“I am really as much a patient advocate as I am a technology developer and business person. I really want to change the way we diagnose and treat patients.” – Gitte Pedersen
“We are at this tipping point, where we need to move away from this static treatment model where we have one disease, one marker, and one drug.” – Gitte Pedersen
“Because of the very short timeframe from code to product, and I’m talking about months here, instead of trying this out on 10,000 patients, if it works for you, that’s good enough.” – Gitte Pedersen
Meeting Summary
Advanced cancer patients search for treatment options beyond the standard of care (surgery, radiation, chemotherapy, hormone deprivation therapy). Only one in four cancer patients live longer if they just follow the standard of care. To go beyond the standard of care, they usually get DNA sequencing and match with one or more drugs which target their unique biomarkers. Transcriptomics is the analysis of a patient’s RNA for additional biomarkers that could indicate other possibilities for targeted drugs and guidance to the best treatment options.
Gitte Pedersen is in a unique position to help cancer patients and their families evaluate whether RNA analysis can open up a new avenue for treatment options. Gitte is a scientist and company builder. As a scientist, she is a co-author on eight patents and previously worked at Novo Nordisk. As a company builder, she is the founder and CEO of Genomic Expression, “an RNA platform for next generation cures. By analyzing RNA they can detect disease, monitor health, and design next generation cures.” Her passion is driven by helping her parents, who both were diagnosed with lung cancer. She and her brother, co-founder Morten Pedersen, were frustrated, knowing that their parents were facing “evidence-based death” because there was no cure. If they just did what they were supposed to based on what the doctor said, they wouldn’t live very long.
Why is it important for advanced cancer patients to identify more biomarkers to help them in their treatment decisions?

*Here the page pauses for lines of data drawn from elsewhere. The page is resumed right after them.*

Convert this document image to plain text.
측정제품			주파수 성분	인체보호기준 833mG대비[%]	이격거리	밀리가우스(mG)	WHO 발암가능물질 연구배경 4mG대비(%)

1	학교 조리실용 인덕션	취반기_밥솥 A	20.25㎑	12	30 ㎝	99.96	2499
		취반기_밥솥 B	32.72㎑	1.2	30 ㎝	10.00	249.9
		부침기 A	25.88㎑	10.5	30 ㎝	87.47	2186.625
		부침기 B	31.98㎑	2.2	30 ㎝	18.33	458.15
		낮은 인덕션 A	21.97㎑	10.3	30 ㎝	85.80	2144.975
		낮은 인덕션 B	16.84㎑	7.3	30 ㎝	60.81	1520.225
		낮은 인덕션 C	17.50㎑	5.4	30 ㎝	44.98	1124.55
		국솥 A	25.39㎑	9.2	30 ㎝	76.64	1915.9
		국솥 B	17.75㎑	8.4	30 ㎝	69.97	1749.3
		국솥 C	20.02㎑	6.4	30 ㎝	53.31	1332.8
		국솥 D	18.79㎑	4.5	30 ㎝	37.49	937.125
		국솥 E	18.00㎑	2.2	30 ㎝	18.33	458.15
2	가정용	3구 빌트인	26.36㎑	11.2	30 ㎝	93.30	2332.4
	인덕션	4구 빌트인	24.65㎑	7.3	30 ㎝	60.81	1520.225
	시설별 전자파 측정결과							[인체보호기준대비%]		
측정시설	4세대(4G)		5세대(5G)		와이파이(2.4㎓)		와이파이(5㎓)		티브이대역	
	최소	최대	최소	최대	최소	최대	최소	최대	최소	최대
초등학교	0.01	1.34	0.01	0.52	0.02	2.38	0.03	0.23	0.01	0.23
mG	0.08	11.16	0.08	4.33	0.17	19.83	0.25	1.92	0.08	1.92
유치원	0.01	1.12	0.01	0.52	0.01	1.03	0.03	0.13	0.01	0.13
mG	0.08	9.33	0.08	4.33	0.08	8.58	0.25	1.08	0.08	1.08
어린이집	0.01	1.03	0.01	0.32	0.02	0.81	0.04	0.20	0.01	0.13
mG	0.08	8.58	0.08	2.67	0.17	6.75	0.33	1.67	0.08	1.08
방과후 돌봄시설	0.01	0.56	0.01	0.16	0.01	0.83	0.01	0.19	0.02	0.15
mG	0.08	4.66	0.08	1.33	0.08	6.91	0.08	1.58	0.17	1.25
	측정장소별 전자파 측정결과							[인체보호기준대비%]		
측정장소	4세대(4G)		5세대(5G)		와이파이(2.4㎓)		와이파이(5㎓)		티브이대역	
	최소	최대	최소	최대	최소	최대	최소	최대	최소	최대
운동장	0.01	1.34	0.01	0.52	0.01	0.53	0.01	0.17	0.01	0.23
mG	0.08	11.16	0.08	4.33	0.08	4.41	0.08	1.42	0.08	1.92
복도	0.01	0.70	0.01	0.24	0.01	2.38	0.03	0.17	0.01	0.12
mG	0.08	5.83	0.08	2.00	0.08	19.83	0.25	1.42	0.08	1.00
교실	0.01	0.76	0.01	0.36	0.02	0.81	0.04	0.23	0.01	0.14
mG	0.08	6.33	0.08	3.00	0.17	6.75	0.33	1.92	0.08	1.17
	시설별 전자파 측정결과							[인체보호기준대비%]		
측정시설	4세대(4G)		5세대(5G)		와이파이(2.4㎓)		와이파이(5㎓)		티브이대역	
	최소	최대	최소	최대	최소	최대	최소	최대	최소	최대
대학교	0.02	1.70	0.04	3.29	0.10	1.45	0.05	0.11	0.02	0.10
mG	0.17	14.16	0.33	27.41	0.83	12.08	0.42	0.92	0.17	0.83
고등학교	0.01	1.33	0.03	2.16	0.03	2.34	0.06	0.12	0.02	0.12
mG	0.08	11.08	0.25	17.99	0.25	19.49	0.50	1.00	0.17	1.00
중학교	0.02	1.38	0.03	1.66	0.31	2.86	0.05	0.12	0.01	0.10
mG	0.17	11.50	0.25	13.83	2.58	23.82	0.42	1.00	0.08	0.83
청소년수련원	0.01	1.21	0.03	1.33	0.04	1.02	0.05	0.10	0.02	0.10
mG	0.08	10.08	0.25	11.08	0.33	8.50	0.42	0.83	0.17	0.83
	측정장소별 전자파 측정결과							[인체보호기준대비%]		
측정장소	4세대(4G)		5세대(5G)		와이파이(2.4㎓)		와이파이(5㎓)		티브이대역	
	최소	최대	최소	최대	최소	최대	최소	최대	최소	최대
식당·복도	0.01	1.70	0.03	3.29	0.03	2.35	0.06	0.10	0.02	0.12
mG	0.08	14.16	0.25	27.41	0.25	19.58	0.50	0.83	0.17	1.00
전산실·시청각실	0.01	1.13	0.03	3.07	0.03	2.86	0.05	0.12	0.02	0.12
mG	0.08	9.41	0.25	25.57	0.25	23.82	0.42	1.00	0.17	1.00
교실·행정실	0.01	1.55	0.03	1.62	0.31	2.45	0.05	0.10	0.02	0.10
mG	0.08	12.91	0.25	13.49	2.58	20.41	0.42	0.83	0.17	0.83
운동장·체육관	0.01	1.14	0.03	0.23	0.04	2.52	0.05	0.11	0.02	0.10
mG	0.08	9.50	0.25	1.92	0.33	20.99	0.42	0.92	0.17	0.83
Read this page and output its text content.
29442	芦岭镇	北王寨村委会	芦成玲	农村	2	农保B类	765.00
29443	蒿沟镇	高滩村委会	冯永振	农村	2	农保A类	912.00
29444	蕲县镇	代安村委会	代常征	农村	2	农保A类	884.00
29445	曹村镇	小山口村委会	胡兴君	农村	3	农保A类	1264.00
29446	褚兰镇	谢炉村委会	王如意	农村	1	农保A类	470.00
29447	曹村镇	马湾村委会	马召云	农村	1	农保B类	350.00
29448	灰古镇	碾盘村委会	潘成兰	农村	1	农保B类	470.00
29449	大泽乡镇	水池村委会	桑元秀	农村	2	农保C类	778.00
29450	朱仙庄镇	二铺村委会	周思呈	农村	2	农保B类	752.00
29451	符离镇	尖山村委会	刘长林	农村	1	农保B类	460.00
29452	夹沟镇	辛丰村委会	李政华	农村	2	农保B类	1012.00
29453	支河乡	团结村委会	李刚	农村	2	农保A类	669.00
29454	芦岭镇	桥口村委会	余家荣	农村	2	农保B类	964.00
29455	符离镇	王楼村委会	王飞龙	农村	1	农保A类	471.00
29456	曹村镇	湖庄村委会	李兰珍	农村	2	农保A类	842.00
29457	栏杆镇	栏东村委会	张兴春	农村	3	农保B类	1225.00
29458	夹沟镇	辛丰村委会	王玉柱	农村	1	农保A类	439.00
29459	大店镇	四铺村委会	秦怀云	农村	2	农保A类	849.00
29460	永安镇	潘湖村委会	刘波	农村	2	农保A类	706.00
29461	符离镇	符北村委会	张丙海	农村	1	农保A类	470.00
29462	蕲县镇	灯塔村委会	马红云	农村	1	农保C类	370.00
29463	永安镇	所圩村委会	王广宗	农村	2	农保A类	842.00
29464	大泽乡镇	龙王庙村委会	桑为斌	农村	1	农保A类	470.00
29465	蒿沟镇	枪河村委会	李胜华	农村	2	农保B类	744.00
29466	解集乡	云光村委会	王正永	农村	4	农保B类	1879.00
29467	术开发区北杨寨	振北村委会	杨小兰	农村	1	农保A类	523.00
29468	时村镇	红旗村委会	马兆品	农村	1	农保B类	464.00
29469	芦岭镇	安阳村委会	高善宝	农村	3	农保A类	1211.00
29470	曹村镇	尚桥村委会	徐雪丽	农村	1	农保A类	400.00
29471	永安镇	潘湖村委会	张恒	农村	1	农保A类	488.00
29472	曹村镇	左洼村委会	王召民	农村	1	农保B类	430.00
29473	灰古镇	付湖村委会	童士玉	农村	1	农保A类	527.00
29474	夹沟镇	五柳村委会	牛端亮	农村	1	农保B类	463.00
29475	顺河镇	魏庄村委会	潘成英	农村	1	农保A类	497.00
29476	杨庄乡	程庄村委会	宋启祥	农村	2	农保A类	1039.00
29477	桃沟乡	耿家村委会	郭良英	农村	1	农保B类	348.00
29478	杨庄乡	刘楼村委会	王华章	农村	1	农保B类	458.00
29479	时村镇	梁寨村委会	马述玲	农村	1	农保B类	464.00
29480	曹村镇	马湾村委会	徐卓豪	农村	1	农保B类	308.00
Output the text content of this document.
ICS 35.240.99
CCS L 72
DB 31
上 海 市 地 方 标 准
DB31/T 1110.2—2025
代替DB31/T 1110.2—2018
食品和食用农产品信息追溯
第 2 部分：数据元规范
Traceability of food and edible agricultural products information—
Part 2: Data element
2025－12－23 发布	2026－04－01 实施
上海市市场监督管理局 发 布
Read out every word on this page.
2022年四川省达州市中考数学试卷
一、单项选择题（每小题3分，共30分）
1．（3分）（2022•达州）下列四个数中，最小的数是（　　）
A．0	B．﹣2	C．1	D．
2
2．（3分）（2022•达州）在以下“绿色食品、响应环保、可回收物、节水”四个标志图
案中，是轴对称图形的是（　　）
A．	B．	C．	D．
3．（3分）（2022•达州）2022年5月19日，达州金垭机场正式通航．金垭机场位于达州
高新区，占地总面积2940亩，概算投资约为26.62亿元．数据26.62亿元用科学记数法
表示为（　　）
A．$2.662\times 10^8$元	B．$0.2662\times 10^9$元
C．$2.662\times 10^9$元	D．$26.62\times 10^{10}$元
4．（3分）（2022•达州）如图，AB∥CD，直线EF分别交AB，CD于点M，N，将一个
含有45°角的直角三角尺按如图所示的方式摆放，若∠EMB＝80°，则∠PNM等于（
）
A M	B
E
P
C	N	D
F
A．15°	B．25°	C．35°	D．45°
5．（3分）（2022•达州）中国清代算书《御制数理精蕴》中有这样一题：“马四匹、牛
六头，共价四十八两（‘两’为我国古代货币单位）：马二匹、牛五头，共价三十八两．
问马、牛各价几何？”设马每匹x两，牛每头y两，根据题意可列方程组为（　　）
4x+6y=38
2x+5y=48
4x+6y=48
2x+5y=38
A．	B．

Typical cancer patients get DNA sequencing of their tumor tissue. The tests look at up to 500 genes (an “oncopanel” of “driver” genes). These tests find an actionable biomarker in 40% of patients. For an advanced cancer patient, where 20% identify an actionable biomarker, that translates into better outcomes for 8% of the patients. We need to identify more biomarkers which will generate more treatment options. RNA (and protein) analysis can identify more biomarkers.
Why is RNA analysis useful?
Gene expression is the process by which the information encoded in a gene is turned into a function. DNA analysis (based on DNA sequencing) shows what is coded, and therefore what is possible. RNA analysis (based on RNA sequencing) shows what’s going on. We can read the program that the cell is operating on and determine whether the cells are healthy or sick.
Why is RNA analysis hard?
- RNA in clinical samples is not stable. It’s not supposed to be stable. It’s a dynamic molecule. RNA is destroyed in most samples because the typical way they treat the tissue is to dunk it in formalin and embed it in paraffin, so that pathologists can slice it up, stain the cells, and look at them under a microscope.
- You have to compare the RNA sequencing data for a patient to a benchmark to say whether it’s high (overexpressed) or low (underexpressed).
- Once you have a list of abnormal gene expressions (biomarkers), you have to translate them into treatment options, personalized for each patient. One of the biggest questions cancer patients have is whether a particular treatment is going to work. To develop predictive algorithms, we need “big data” which tracks treatments and patient outcomes.
How will RNA therapeutics change cancer treatment in the future?
Very soon advanced cancer patients will be able to access personalized cancer treatments using RNA technology. Vaccines leveraging RNA (based on the success of BioNTech and Moderna for the COVID vaccines) are now in development for cancer. The time from code (DNA and RNA sequencing) to creating a personalized drug using DNA printing, which can be translated from DNA to RNA, is shrinking (to months).
How can patients access RNA analysis?
First, you need a physician order.
Second, reimbursement is problematic. New tests take a long time to get reimbursed by health insurance companies. There is a code for any next-gen-sequence-based test. It doesn’t define whether that is RNA or DNA, as long as it has more than 50 genes. So technically, you should be able to get your insurance company to pay for it. It doesn’t mean that they will. Of course, if you are willing and able to pay out-of-pocket, then there is no payment problem.
How will advances in liquid biopsies change cancer monitoring and treatment?
Cancer patients want to know if a treatment works fast, and they want to know for how long (e.g., if their cancer is progressing). New developments in liquid biopsies will enable nearly continuous monitoring, less invasively, and a lower cost than scans. Blood is one biospecimen. Researchers are also looking at self-collected samples in saliva and urine. Urine has been used to monitor bladder cancer, and could be used to detect prostate cancer. Saliva can detect lung, head and neck, and breast cancer. Pee in a cup or spit in a tube, send it to a lab, and they can send results back to you. If your marker starts rising, you can get a confirmatory test (proteomics, scan, or immunohistochemistry), or it may be enough to guide a treatment decision.